Przeczytaj też Odpaliła rano auto na…suszarkę do włosów

- Z odsieczą przyszedł mój mąż, ale drzwi nie dał rady otworzyć. Najgorsze było, że nie chciałam się spóźnić do pracy, bo byłam umówiona na ważne spotkanie. Na szczęście okazało się, że otwiera się bagażnik. Mój samochód to fiat panda, więc musiałam się przecisnąć między wystającymi z tylnego siedzenia zagłówkami.
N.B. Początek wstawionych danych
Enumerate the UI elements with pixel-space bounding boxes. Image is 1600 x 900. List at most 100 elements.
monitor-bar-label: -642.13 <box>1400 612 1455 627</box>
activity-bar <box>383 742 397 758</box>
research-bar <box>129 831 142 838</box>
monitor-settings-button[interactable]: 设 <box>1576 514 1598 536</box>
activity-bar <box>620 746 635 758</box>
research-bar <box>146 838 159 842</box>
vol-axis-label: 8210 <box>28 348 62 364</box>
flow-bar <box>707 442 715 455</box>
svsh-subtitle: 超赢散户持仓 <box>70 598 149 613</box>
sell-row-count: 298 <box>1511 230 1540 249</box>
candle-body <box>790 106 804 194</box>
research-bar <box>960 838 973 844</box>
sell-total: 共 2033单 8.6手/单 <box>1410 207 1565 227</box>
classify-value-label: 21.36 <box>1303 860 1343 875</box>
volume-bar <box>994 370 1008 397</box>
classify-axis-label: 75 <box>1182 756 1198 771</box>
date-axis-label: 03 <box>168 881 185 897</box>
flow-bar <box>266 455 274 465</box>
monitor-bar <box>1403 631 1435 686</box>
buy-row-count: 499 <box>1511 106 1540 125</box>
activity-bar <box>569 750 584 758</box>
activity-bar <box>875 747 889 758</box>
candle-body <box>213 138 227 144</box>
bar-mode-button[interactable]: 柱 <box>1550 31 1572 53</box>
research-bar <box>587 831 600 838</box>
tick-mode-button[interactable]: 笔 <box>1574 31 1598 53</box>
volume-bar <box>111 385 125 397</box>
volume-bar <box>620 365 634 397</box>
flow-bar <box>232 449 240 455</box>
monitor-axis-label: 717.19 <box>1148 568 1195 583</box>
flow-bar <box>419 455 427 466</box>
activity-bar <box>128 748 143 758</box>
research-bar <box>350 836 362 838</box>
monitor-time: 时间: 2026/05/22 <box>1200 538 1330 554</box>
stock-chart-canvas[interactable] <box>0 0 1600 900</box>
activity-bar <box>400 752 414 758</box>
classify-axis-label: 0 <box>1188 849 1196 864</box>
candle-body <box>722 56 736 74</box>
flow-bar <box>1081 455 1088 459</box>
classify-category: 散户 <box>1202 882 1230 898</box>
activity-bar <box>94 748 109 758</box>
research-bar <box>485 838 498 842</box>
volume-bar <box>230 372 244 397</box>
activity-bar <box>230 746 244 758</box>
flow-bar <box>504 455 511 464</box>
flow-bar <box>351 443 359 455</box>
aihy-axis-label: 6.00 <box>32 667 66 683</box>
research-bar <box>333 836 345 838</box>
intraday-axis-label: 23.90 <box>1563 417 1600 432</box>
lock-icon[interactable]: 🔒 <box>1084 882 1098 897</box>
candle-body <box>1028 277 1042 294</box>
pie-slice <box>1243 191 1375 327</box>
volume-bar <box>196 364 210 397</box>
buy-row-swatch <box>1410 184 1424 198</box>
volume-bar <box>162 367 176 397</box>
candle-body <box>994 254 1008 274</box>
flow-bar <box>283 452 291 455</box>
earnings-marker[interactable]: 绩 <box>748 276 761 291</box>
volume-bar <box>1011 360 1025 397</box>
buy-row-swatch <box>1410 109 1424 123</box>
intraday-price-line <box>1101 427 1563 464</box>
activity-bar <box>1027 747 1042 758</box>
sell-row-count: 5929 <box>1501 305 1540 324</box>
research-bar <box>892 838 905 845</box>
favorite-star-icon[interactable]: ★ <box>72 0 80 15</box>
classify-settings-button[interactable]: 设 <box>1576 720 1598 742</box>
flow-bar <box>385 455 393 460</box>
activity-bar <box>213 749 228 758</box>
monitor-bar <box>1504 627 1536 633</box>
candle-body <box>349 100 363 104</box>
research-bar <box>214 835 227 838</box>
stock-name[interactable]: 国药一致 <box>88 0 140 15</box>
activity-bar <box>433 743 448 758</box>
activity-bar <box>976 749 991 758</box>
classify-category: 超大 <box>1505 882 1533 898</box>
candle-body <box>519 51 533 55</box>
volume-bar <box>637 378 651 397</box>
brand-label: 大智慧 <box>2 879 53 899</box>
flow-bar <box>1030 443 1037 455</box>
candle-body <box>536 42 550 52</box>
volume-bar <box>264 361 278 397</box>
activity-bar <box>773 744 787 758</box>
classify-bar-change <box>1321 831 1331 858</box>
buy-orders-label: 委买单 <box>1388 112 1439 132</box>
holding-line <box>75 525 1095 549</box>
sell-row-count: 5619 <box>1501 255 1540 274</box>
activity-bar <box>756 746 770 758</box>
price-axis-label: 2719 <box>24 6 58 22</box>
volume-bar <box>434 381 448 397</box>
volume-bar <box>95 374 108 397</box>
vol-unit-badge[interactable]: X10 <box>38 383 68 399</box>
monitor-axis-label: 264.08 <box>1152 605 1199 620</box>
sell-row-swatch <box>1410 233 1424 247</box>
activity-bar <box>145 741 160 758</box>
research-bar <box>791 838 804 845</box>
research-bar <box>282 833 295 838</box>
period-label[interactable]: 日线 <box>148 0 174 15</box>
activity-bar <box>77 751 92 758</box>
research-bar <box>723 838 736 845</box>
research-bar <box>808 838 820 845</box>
Na szczęście jestem drobna, więc się udało.

W tym czasie - relacjonuje pani Agnieszka - mąż pękał ze śmiechu i komórką postanowił uwiecznić mój poranny wyczyn.

Przeczytaj też Przymrozek zaskoczył kierowców. Każdy skrobie szyby...czym może

Ale wchodzenie przez bagażnik przygód pani Agnieszki nie zakończyło.

- Kiedy przyjechałam do pracy, drzwi nadal nie się nie otwierały. Na parkingu, gdzie zostawiam auto, akurat nie było żywej duszy. Siedziałam więc uwięziona w samochodzie i już tylko mogłam albo płakać, albo śmiać się do rozpuku. Wybrałam to drugie.  Drzwi wreszcie odmarzły. Ale na umówione spotkanie się spóźniłam i dostałam od szefa burę.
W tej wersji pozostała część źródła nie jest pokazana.